One of the most common questions I get asked is “How are you doing, mentally?” It’s a completely reasonable question. Right now, everything I do revolves around my health. It’s a scary and turbulent time. At twenty, I’ve faced a lot of obstacles. This has caused me to develop different issues along the way. As I’ve said before, I have OCD. This is something I wasn’t aware of until several months ago. As a child, I’d often have intrusive thoughts. Anxiety would develop as a coping mechanism. I always assumed OCD was obsessive cleaning, handwashing, and compulsive behaviors. If I had OCD it would be very noticable. Given, most of my information came from the TV show, Monk, which I recommend (It’s a great show). For me, my OCD often presents in a hyper sense of responsibility, perfectionism, and obsessive thoughts.
I’m explaining this because had I realized earlier that it was OCD, I would’ve received better treatment. Mental health is something that is very important for anyone. Especially those of us dealing with chronic illness. I used to deny the presence of my anxiety because I didn’t see it. Now, I want to make a distinct difference here. For months, doctors told me, “You must be anxious all the time. You must have a horrible time sleeping.” and that wasn’t true. I wasn’t anxious about my health and I slept like a baby. While I wasn’t anxious about my health, my OCD was presenting in other ways. Not very notable ways but it built like a volcano, until one day it erupted.

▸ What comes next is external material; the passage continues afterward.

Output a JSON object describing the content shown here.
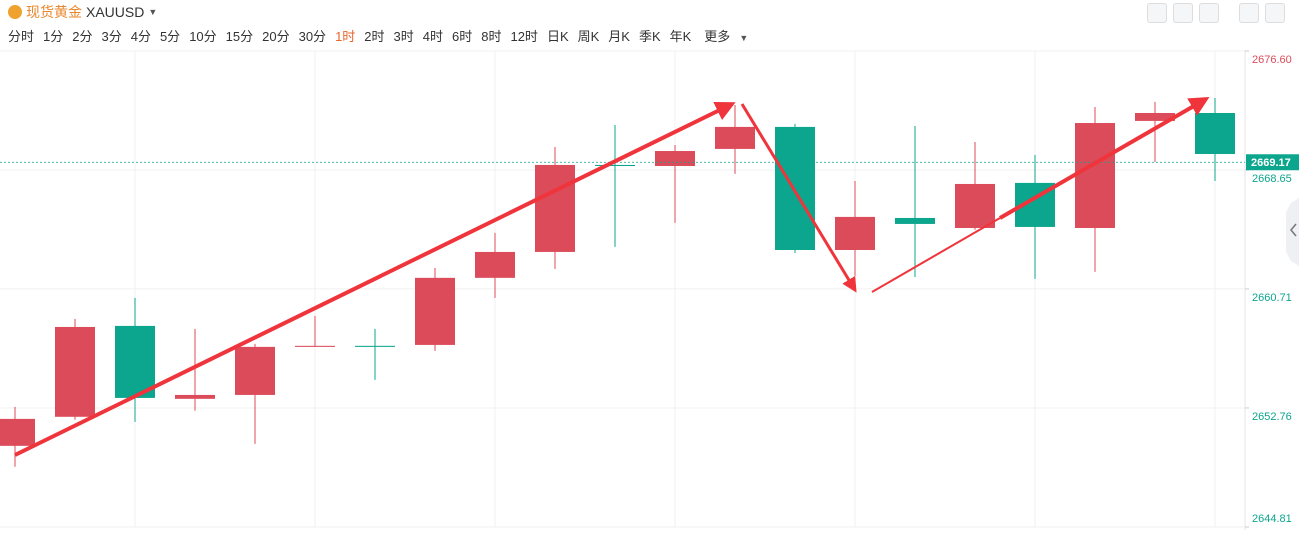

All of a sudden, I was seeing threats everywhere. It was all I could focus on, I was having intrusive thoughts over and over again. I started developing mental compulsions to combat the intensity of the intrusive thoughts. Everything made it worse. It was a terrifying month of being clueless of what was happening. Finally, my therapist suggested I watch a YouTube video about OCD. Everything came into focus. It all matched exactly what they were explaining. Most people with OCD have a core fear. My fear is death. Most of my intrusive thoughts revolve around a fear of dying. I have sought out the most aggressive form of treatment, Exposure Response Prevention.

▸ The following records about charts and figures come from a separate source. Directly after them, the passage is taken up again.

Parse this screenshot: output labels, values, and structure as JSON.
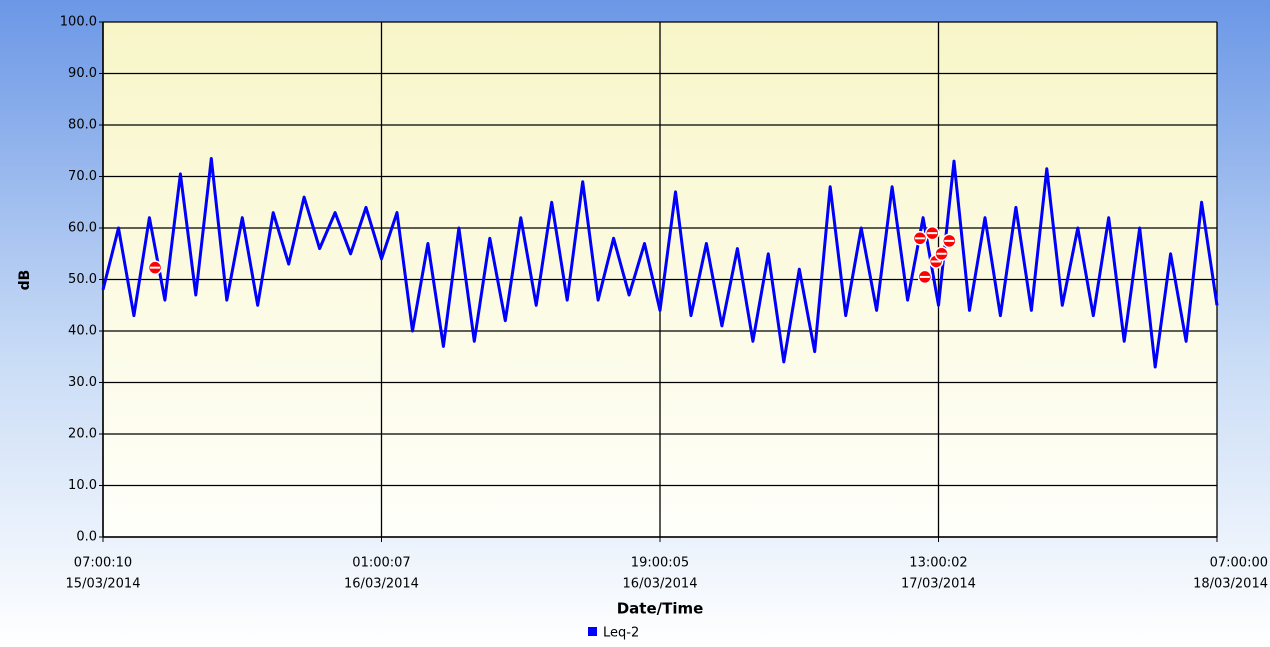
{
  "chart_data": {
    "type": "line",
    "y_label": "dB",
    "x_label": "Date/Time",
    "ylim": [
      0,
      100
    ],
    "yticks": [
      {
        "value": 0,
        "label": "0.0"
      },
      {
        "value": 10,
        "label": "10.0"
      },
      {
        "value": 20,
        "label": "20.0"
      },
      {
        "value": 30,
        "label": "30.0"
      },
      {
        "value": 40,
        "label": "40.0"
      },
      {
        "value": 50,
        "label": "50.0"
      },
      {
        "value": 60,
        "label": "60.0"
      },
      {
        "value": 70,
        "label": "70.0"
      },
      {
        "value": 80,
        "label": "80.0"
      },
      {
        "value": 90,
        "label": "90.0"
      },
      {
        "value": 100,
        "label": "100.0"
      }
    ],
    "xlim": [
      "2014-03-15T07:00:10",
      "2014-03-18T07:00:00"
    ],
    "xticks": [
      {
        "value": "2014-03-15T07:00:10",
        "label": [
          "07:00:10",
          "15/03/2014"
        ]
      },
      {
        "value": "2014-03-16T01:00:07",
        "label": [
          "01:00:07",
          "16/03/2014"
        ]
      },
      {
        "value": "2014-03-16T19:00:05",
        "label": [
          "19:00:05",
          "16/03/2014"
        ]
      },
      {
        "value": "2014-03-17T13:00:02",
        "label": [
          "13:00:02",
          "17/03/2014"
        ]
      },
      {
        "value": "2014-03-18T07:00:00",
        "label": [
          "07:00:00",
          "18/03/2014"
        ]
      }
    ],
    "grid": true,
    "legend": "bottom",
    "x": [
      "2014-03-15T07:00:10",
      "2014-03-15T08:00:10",
      "2014-03-15T09:00:10",
      "2014-03-15T10:00:10",
      "2014-03-15T11:00:10",
      "2014-03-15T12:00:10",
      "2014-03-15T13:00:10",
      "2014-03-15T14:00:10",
      "2014-03-15T15:00:10",
      "2014-03-15T16:00:10",
      "2014-03-15T17:00:10",
      "2014-03-15T18:00:10",
      "2014-03-15T19:00:10",
      "2014-03-15T20:00:10",
      "2014-03-15T21:00:10",
      "2014-03-15T22:00:10",
      "2014-03-15T23:00:10",
      "2014-03-16T00:00:10",
      "2014-03-16T01:00:10",
      "2014-03-16T02:00:10",
      "2014-03-16T03:00:10",
      "2014-03-16T04:00:10",
      "2014-03-16T05:00:10",
      "2014-03-16T06:00:10",
      "2014-03-16T07:00:10",
      "2014-03-16T08:00:10",
      "2014-03-16T09:00:10",
      "2014-03-16T10:00:10",
      "2014-03-16T11:00:10",
      "2014-03-16T12:00:10",
      "2014-03-16T13:00:10",
      "2014-03-16T14:00:10",
      "2014-03-16T15:00:10",
      "2014-03-16T16:00:10",
      "2014-03-16T17:00:10",
      "2014-03-16T18:00:10",
      "2014-03-16T19:00:10",
      "2014-03-16T20:00:10",
      "2014-03-16T21:00:10",
      "2014-03-16T22:00:10",
      "2014-03-16T23:00:10",
      "2014-03-17T00:00:10",
      "2014-03-17T01:00:10",
      "2014-03-17T02:00:10",
      "2014-03-17T03:00:10",
      "2014-03-17T04:00:10",
      "2014-03-17T05:00:10",
      "2014-03-17T06:00:10",
      "2014-03-17T07:00:10",
      "2014-03-17T08:00:10",
      "2014-03-17T09:00:10",
      "2014-03-17T10:00:10",
      "2014-03-17T11:00:10",
      "2014-03-17T12:00:10",
      "2014-03-17T13:00:10",
      "2014-03-17T14:00:10",
      "2014-03-17T15:00:10",
      "2014-03-17T16:00:10",
      "2014-03-17T17:00:10",
      "2014-03-17T18:00:10",
      "2014-03-17T19:00:10",
      "2014-03-17T20:00:10",
      "2014-03-17T21:00:10",
      "2014-03-17T22:00:10",
      "2014-03-17T23:00:10",
      "2014-03-18T00:00:10",
      "2014-03-18T01:00:10",
      "2014-03-18T02:00:10",
      "2014-03-18T03:00:10",
      "2014-03-18T04:00:10",
      "2014-03-18T05:00:10",
      "2014-03-18T06:00:10",
      "2014-03-18T07:00:00"
    ],
    "series": [
      {
        "name": "Leq-2",
        "color": "#0000ff",
        "values": [
          48,
          60,
          43,
          62,
          46,
          70.5,
          47,
          73.5,
          46,
          62,
          45,
          63,
          53,
          66,
          56,
          63,
          55,
          64,
          54,
          63,
          40,
          57,
          37,
          60,
          38,
          58,
          42,
          62,
          45,
          65,
          46,
          69,
          46,
          58,
          47,
          57,
          44,
          67,
          43,
          57,
          41,
          56,
          38,
          55,
          34,
          52,
          36,
          68,
          43,
          60,
          44,
          68,
          46,
          62,
          45,
          73,
          44,
          62,
          43,
          64,
          44,
          71.5,
          45,
          60,
          43,
          62,
          38,
          60,
          33,
          55,
          38,
          65,
          45
        ]
      }
    ],
    "events": {
      "color": "#ff0000",
      "x": [
        "2014-03-15T10:22:00",
        "2014-03-17T11:48:00",
        "2014-03-17T12:07:00",
        "2014-03-17T12:36:00",
        "2014-03-17T12:51:00",
        "2014-03-17T13:12:00",
        "2014-03-17T13:42:00"
      ],
      "values": [
        52.3,
        58,
        50.5,
        59,
        53.5,
        55,
        57.5
      ]
    }
  }
}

Weekly, I sit down with my therapist and have to accept that I will die. It’s as unpleasant as it sounds but it works. I can recognize my OCD for what it is. Intrusive thoughts no longer seem so scary. That’s not to say that I don’t catch myself engaging in compulsions because I still do. There are a lot of days I forget I have OCD for periods of time. During the Spring and Summer, my OCD was present in my every moment. It was what everything revolved around. If I was lucky, I would have a collective hour of time throughout the day where my OCD wouldn’t bother me. Now, I have intrusive thoughts and can let them go depending on my stress level.

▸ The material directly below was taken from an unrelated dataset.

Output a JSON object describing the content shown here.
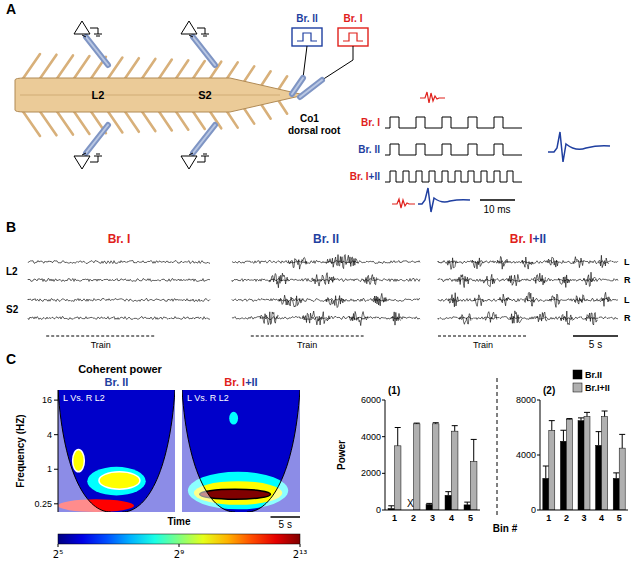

I’m writing this because I want to normalize not only OCD but dealing with mental health issues. It’s not easy to seek treatment or speak your fears out loud. The first time I spoke my OCD outloud, I was sobbing and calling my mom because I was terrified. Saying to my providers, I’m more anxious today made me more normal to them. I thought it would be the opposite. I saw a psychiatrist who diagnosed me with OCD. He said that unless I needed to be medicated he felt like I was doing really well with therapy. My anxiety didn’t affect my physical health in a negative way. That was incredible to me. I feared seeing him because I thought he would write me off. Saying my anxiety was causing all my physical health issues. Which does happen to a lot of people.
Once I took a step back and accepted this anxiety exists and I need to deal with it. My care team became much more focused on my physical health. I’m not saying everyone has anxiety, but taking care of your mental health is vital to everyone’s health. It took me feeling completely buried alive by my OCD to accept that it was present. Now, I am ions from where I started and my mental health is addressed weekly. I have good days and bad days. I don’t feel ashamed or scared of what people think of my OCD. It is what it is. It’s okay to have fear and to feel anxious. It’s okay to say you’re struggling. If I never admitted it, I would’ve never come to this space and that would be a tragedy. The practices I’ve implemented because of treatment have taught me to be happier and more grateful. I would never give that up and I am grateful that my OCD has brought me to the place I am. Like everything in life, it’s a journey.